Rubiks Collective achieves the impossible

Rubiks Collective: Hush ★★★★½
Melbourne Recital Centre, July 3

The question of how to attract audiences to the concert hall generally points to a rather lazy conclusion: pandering. The result is the widely available status quo of warhorse repertoire that, more often than not, merely aims to entertain gently.

Rubiks Collective, a group of Melbourne-based contemporary specialists, are bucking this over-cautious trend by proving that challenging an audience with the unknown is not only a worthwhile endeavour, but it can also produce a concert that easily out-thrills its more traditional counterparts.

L-R: Jacob Abela, Tamara Kohler, Gemma Kneale and Kaylie Melville of Rubiks Collective.

New-music-phobes often dismiss contemporary work as emotionally arid, rooted in sterile, soulless intellectualism. Hush proves the perfect rebuttal.

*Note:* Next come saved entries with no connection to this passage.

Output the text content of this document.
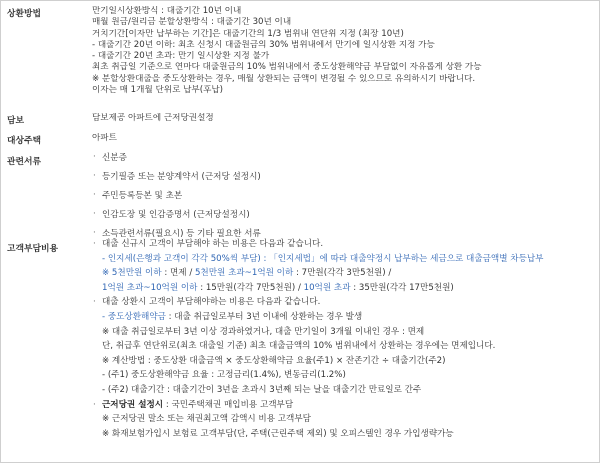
상환방법	만기일시상환방식 : 대출기간 10년 이내
매월 원금/원리금 분할상환방식 : 대출기간 30년 이내
거치기간[이자만 납부하는 기간]은 대출기간의 1/3 범위내 연단위 지정 (최장 10년)
- 대출기간 20년 이하: 최초 신청시 대출원금의 30% 범위내에서 만기에 일시상환 지정 가능
- 대출기간 20년 초과: 만기 일시상환 지정 불가
최초 취급일 기준으로 연마다 대출원금의 10% 범위내에서 중도상환해약금 부담없이 자유롭게 상환 가능
※ 분할상환대출을 중도상환하는 경우, 매월 상환되는 금액이 변경될 수 있으므로 유의하시기 바랍니다.
이자는 매 1개월 단위로 납부(후납)
담보	담보제공 아파트에 근저당권설정
대상주택	아파트
관련서류	· 신분증
· 등기필증 또는 분양계약서 (근저당 설정시)
· 주민등록등본 및 초본
· 인감도장 및 인감증명서 (근저당설정시)
· 소득관련서류(필요시) 등 기타 필요한 서류
고객부담비용	· 대출 신규시 고객이 부담해야 하는 비용은 다음과 같습니다.
- 인지세(은행과 고객이 각각 50%씩 부담) : 「인지세법」에 따라 대출약정시 납부하는 세금으로 대출금액별 차등납부
※ 5천만원 이하 : 면제 / 5천만원 초과~1억원 이하 : 7만원(각각 3만5천원) /
1억원 초과~10억원 이하 : 15만원(각각 7만5천원) / 10억원 초과 : 35만원(각각 17만5천원)
· 대출 상환시 고객이 부담해야하는 비용은 다음과 같습니다.
- 중도상환해약금 : 대출 취급일로부터 3년 이내에 상환하는 경우 발생
※ 대출 취급일로부터 3년 이상 경과하였거나, 대출 만기일이 3개월 이내인 경우 : 면제
단, 취급후 연단위로(최초 대출일 기준) 최초 대출금액의 10% 범위내에서 상환하는 경우에는 면제입니다.
※ 계산방법 : 중도상환 대출금액 × 중도상환해약금 요율(주1) × 잔존기간 ÷ 대출기간(주2)
- (주1) 중도상환해약금 요율 : 고정금리(1.4%), 변동금리(1.2%)
- (주2) 대출기간 : 대출기간이 3년을 초과시 3년째 되는 날을 대출기간 만료일로 간주
· 근저당권 설정시 : 국민주택채권 매입비용 고객부담
※ 근저당권 말소 또는 채권최고액 감액시 비용 고객부담
※ 화재보험가입시 보험료 고객부담(단, 주택(근린주택 제외) 및 오피스텔인 경우 가입생략가능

Its central theme could hardly be more accessible: an exploration of the voice and breath, which are at once unanimously innate and central to how we express our individuality.

Each piece works towards this premise through a vivid palette of extended techniques, summoning sonorities from the hinterland that exists between notes.

At times, as in Annie Hui-Hsin Hsieh's The Thin Air Between Skins and Annika Socolofsky's Don't Say a Word, this focused on the gossamer spectra at the edge of hearing, barely more than wrinkles in the air.

Erin Gee's Mouthpiece 28 and Amy-Beth Kirsten's World Under Glass shared a common yen for the vocal oddities beyond song and speech; smacking lips, whistles, guttural fry and percussive sighs.

A teasing fragment of a major new commission from American composer Dmitri Tymoczko offered another circuit-breaker to new music's aloof stereotype.

Guest fronted by rock-steady mezzo Lotte Betts-Dean, the world premiere of Ghosts showed emphatic emotional depth.

In such a complex sound-world, that's hard to do well; to reach such a level of shared empathy and control is damn near impossible.